Le prix de la paix a peut-être été le plus controversé de tous les Nobels. La controverse entourant le prix de la paix découle en partie de l’ambiguïté du concept de paix. Par exemple, le lauréat de 1953 était George C. Marshall, président de la Croix-Rouge et fondateur du Plan Marshall pour la reconstruction de l’Europe après la Seconde Guerre mondiale. Cependant, Marshall avait également été commandant des forces militaires américaines pendant la guerre et les États-Unis. secrétaire à la défense, un aveu tacite que le recours à la force peut être un instrument important de paix.
Un choix tout aussi controversé a été le prix de 1973 attribué au secrétaire d’État américain Henry Kissinger et au négociateur en chef du Nord-Vietnam, Le Duc Tho, pour avoir négocié un armistice dans la guerre du Vietnam. Cela a incité le satiriste et auteur-compositeur Tom Lehrer à ironiser sur le fait que « La satire politique est devenue obsolète lorsque Henry Kissinger a reçu le prix Nobel de la paix. »Tho est devenu l’une des rares personnes à refuser un prix Nobel, le faisant au motif que la paix n’avait pas encore été établie au Vietnam.

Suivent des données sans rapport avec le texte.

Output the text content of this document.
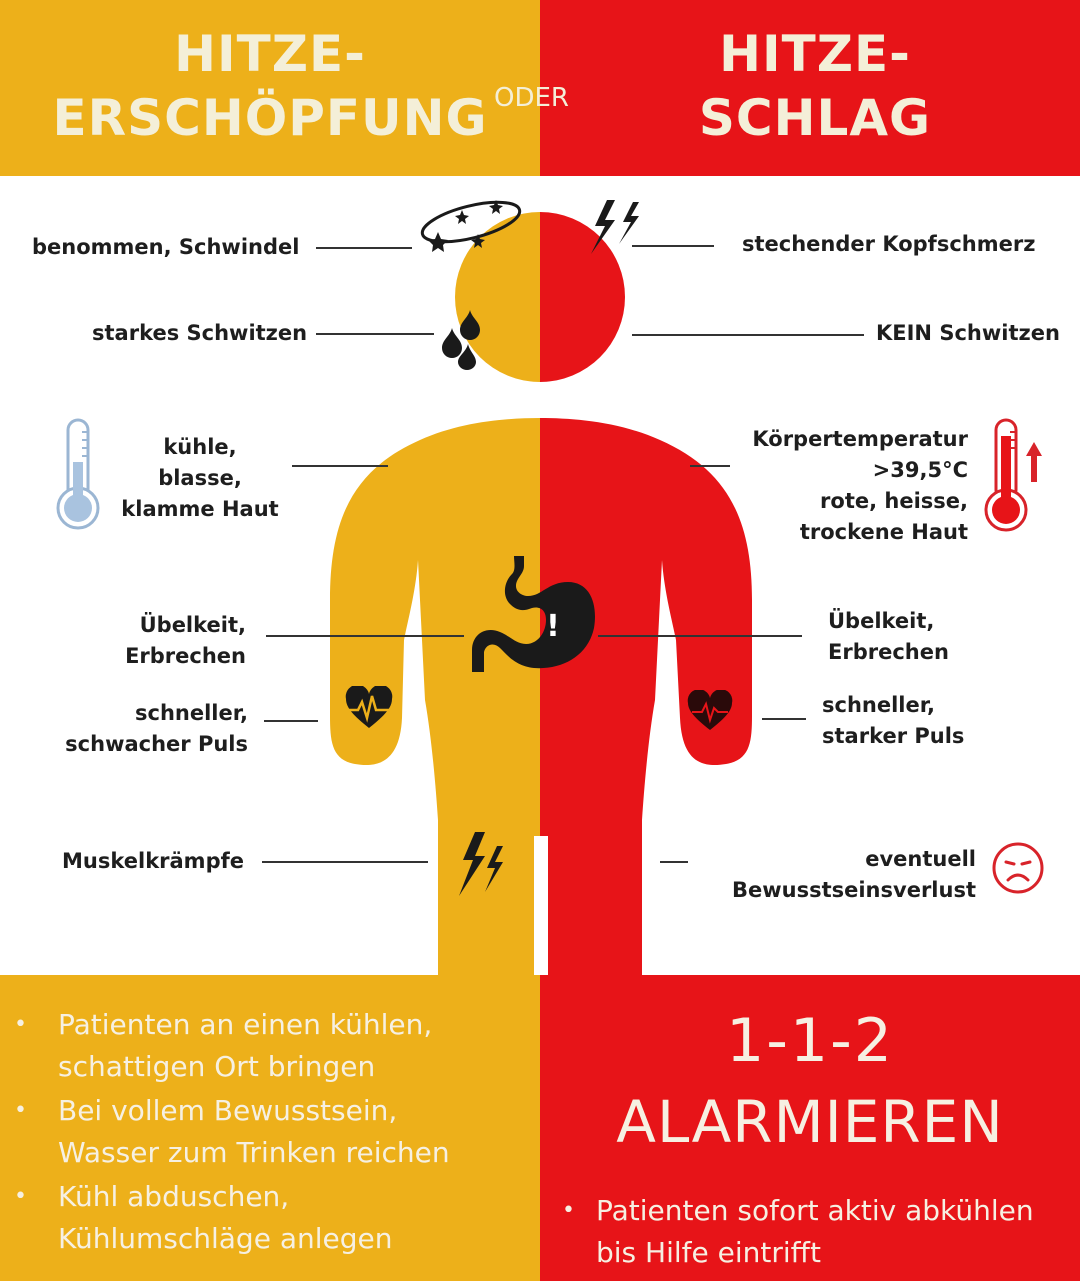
HITZE-
ERSCHÖPFUNG
HITZE-
SCHLAG
ODER
!
benommen, Schwindel
starkes Schwitzen
kühle,
blasse,
klamme Haut
Übelkeit,
Erbrechen
schneller,
schwacher Puls
Muskelkrämpfe
stechender Kopfschmerz
KEIN Schwitzen
Körpertemperatur
>39,5°C
rote, heisse,
trockene Haut
Übelkeit,
Erbrechen
schneller,
starker Puls
eventuell
Bewusstseinsverlust
• Patienten an einen kühlen,
schattigen Ort bringen
• Bei vollem Bewusstsein,
Wasser zum Trinken reichen
• Kühl abduschen,
Kühlumschläge anlegen
1-1-2
ALARMIEREN
• Patienten sofort aktiv abkühlen
bis Hilfe eintrifft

En revanche, la lauréate de 1979, Mère Teresa, aujourd’hui connue dans l’Église catholique sous le nom de Sainte Thérèse de Calcutta, n’a pas été directement impliquée dans la négociation d’accords de paix entre les nations, ayant plutôt fondé les Missionnaires de la Charité, une congrégation religieuse qui compte aujourd’hui 5 800 membres dans plus de 100 pays. En recevant le prix, on lui a demandé : » Que puis-je faire pour promouvoir la paix dans le monde? » à quoi elle a répondu: « Rentre chez toi et aime ta famille. »
Deux récipiendaires américains particulièrement remarquables du prix de la paix étaient Jane Addams et Martin Luther King Jr. Addams, colauréate en 1931 et première femme américaine à recevoir le prix, fonda la Hull House de Chicago, qui fut la première maison de peuplement – conçue pour aider les immigrants vivant dans des conditions surpeuplées – aux États-Unis. Elle a également travaillé sans relâche pour concentrer le pays sur les questions qui préoccupent les mères.
En 1964, King est devenu le plus jeune récipiendaire du prix à l’âge de 35 ans, décrit dans la citation du comité comme « la première personne dans le monde occidental à avoir montré qu’une lutte peut être menée sans violence. »
Et malgré les instructions du Nobel selon lesquelles le prix devrait être attribué à des individus, en 2012, le Comité Nobel a reconnu l’Union européenne pour la promotion de la paix et de la réconciliation, l’un des derniers exemples de la prédilection croissante du comité pour attribuer le prix à des organisations.
Et, bien sûr, là aussi, il y a eu des omissions surprenantes. Le plus notable était peut-être Mohandas Gandhi, que le lauréat du prix Nobel Albert Einstein appelait « un modèle pour les générations. »
Nous devrions explorer le sens de la paix
L’un des plus grands avantages du Prix Nobel de la paix est le fait qu’une fois par an, il favorise une discussion animée sur la paix dans le monde entier. La paix, par exemple, signifie-t-elle une simple absence de violence ou un état positif de justice et de bonne volonté?
Bien qu’il soit peu probable que tout le monde puisse s’entendre sur sa signification précise, et la controverse continuera sans doute à tourbillonner autour de lauréats particuliers, la reconnaissance de la paix en tant que bien humain universel constitue peut-être le plus grand legs de Nobel.